KÜMMERSBRUCK, LKR. AMBERG-SULZBACH. Durch das rasche Eingreifen der Ehefrau eines 67-jährigen Mannes aus Kümmersbruck konnte am Dienstagnachmittag, dem 3. März 2026, ein Betrüger dingfest gemacht werden. Der Mann war Opfer eines sogenannten Schockanrufs geworden, bei dem ihm fälschlicherweise mitgeteilt wurde, seine Tochter habe einen tödlichen Verkehrsunfall verursacht. Das Ziel des Anrufs war es, ihn zur Zahlung einer Kaution zu bewegen, um eine angebliche Haft abzuwenden. Die Kriminalpolizeiinspektion Amberg ermittelt in dem Fall.

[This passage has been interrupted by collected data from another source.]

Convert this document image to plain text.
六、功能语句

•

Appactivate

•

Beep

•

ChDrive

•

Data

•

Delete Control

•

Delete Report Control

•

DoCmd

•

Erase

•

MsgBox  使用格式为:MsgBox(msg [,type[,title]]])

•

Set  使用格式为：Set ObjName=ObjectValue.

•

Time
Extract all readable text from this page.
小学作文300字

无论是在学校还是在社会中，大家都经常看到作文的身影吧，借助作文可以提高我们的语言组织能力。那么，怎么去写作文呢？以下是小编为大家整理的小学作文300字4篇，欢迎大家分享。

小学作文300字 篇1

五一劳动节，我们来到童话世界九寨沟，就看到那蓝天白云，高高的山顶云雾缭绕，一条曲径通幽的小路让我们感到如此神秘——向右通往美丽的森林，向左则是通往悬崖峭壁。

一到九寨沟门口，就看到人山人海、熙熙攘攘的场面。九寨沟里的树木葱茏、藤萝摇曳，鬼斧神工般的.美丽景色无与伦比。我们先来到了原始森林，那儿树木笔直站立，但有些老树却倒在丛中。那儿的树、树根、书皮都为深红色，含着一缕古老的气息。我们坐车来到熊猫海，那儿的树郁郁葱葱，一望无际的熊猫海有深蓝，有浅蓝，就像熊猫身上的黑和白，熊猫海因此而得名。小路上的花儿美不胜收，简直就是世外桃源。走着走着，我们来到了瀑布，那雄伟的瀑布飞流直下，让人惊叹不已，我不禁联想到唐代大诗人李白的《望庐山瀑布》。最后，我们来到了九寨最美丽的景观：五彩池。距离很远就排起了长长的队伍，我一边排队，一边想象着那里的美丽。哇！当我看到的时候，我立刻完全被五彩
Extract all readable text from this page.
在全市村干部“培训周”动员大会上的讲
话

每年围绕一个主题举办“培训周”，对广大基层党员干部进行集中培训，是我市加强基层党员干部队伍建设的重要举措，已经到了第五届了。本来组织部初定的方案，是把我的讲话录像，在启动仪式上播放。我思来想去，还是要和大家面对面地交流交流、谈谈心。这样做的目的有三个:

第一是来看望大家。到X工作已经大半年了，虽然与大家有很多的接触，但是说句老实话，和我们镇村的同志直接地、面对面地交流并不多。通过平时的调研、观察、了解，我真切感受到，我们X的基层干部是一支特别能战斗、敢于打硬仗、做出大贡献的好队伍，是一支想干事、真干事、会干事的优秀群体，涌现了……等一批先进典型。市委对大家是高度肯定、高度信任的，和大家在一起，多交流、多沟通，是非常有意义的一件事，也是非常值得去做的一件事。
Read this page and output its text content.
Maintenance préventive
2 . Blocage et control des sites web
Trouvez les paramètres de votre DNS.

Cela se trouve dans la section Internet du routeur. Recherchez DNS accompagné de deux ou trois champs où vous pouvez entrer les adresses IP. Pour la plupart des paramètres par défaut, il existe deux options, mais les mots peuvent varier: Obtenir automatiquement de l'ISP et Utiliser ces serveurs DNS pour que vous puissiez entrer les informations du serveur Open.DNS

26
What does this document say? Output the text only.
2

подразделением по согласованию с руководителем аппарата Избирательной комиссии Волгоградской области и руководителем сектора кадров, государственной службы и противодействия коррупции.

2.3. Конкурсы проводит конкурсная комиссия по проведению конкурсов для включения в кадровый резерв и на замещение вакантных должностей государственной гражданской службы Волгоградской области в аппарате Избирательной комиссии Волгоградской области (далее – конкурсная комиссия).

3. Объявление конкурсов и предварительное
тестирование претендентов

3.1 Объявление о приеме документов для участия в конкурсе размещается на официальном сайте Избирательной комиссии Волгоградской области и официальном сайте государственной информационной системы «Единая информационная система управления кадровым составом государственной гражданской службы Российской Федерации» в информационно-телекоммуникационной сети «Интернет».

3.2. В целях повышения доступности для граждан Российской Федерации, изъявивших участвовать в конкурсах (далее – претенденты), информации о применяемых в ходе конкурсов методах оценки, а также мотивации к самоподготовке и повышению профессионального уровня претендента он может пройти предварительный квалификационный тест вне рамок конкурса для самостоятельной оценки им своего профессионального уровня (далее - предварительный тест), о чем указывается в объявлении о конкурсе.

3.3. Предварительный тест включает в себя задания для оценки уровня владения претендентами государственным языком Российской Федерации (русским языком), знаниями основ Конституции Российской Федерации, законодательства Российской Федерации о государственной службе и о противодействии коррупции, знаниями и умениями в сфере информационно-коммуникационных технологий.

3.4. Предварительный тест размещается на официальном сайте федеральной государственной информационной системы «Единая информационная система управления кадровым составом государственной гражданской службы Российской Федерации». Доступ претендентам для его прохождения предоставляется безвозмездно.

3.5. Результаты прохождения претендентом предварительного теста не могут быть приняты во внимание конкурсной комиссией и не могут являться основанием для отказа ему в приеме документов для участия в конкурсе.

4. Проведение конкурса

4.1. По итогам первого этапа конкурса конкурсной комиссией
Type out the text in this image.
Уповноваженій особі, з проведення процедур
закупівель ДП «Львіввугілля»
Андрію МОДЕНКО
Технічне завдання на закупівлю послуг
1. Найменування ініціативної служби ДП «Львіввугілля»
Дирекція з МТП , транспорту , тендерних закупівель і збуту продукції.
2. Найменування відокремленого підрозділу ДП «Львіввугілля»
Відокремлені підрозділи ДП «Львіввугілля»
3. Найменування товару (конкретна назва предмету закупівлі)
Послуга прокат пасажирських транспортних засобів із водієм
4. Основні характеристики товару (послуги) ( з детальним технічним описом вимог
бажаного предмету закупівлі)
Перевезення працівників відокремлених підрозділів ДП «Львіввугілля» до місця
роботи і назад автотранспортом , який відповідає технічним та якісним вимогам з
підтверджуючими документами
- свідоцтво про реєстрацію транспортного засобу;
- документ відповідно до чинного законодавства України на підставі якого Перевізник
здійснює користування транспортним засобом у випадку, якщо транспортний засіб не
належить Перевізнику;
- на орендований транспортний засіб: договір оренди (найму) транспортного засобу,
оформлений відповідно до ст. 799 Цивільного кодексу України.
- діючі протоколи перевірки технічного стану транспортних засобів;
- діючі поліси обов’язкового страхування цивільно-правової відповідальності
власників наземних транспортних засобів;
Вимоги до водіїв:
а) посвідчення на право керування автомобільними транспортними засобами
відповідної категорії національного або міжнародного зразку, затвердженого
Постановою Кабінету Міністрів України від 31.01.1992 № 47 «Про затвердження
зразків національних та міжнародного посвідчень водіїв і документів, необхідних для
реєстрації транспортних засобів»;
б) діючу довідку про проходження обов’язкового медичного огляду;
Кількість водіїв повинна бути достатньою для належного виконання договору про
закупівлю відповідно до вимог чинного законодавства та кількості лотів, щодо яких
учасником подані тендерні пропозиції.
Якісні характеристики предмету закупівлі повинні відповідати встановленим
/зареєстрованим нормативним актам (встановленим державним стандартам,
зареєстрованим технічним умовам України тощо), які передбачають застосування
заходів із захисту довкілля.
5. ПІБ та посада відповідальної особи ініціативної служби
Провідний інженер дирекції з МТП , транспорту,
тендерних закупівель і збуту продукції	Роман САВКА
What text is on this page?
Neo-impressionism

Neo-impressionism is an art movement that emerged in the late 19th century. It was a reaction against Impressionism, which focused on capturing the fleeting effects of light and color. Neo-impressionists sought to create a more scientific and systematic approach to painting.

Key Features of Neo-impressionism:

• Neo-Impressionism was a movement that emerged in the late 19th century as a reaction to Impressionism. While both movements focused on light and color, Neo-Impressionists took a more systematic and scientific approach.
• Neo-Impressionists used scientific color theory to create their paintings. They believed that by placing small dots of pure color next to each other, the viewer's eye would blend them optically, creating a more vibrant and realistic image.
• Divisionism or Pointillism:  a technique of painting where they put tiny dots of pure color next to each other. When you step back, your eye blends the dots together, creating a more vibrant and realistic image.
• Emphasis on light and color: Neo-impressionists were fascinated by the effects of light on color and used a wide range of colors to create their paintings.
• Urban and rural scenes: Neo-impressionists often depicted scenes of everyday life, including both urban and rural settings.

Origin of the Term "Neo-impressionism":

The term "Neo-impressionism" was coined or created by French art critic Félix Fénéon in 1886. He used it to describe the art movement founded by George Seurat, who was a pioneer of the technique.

Polizei nimmt Geldabholer fest
Der Anruf erfolgte gegen 13:20 Uhr. Der 67-Jährige durchschaute die Betrugsabsicht und täuschte eine Kooperation vor. Er bot dem Anrufer Gold- und Silbermünzen sowie Schmuck an, die er in einem Karton verpackte. Diese Wertgegenstände sollte er vor seinem Haus einem unbekannten Mann übergeben. Während des Telefonats verständigte seine Frau unbemerkt die Polizei. Eine Stunde später konnten zivile Einsatzkräfte der Polizei einen 56-jährigen Polen am Tatort vorläufig festnehmen. In der Nähe des Geschehens wurde ein polnisches Fahrzeug aufgefunden.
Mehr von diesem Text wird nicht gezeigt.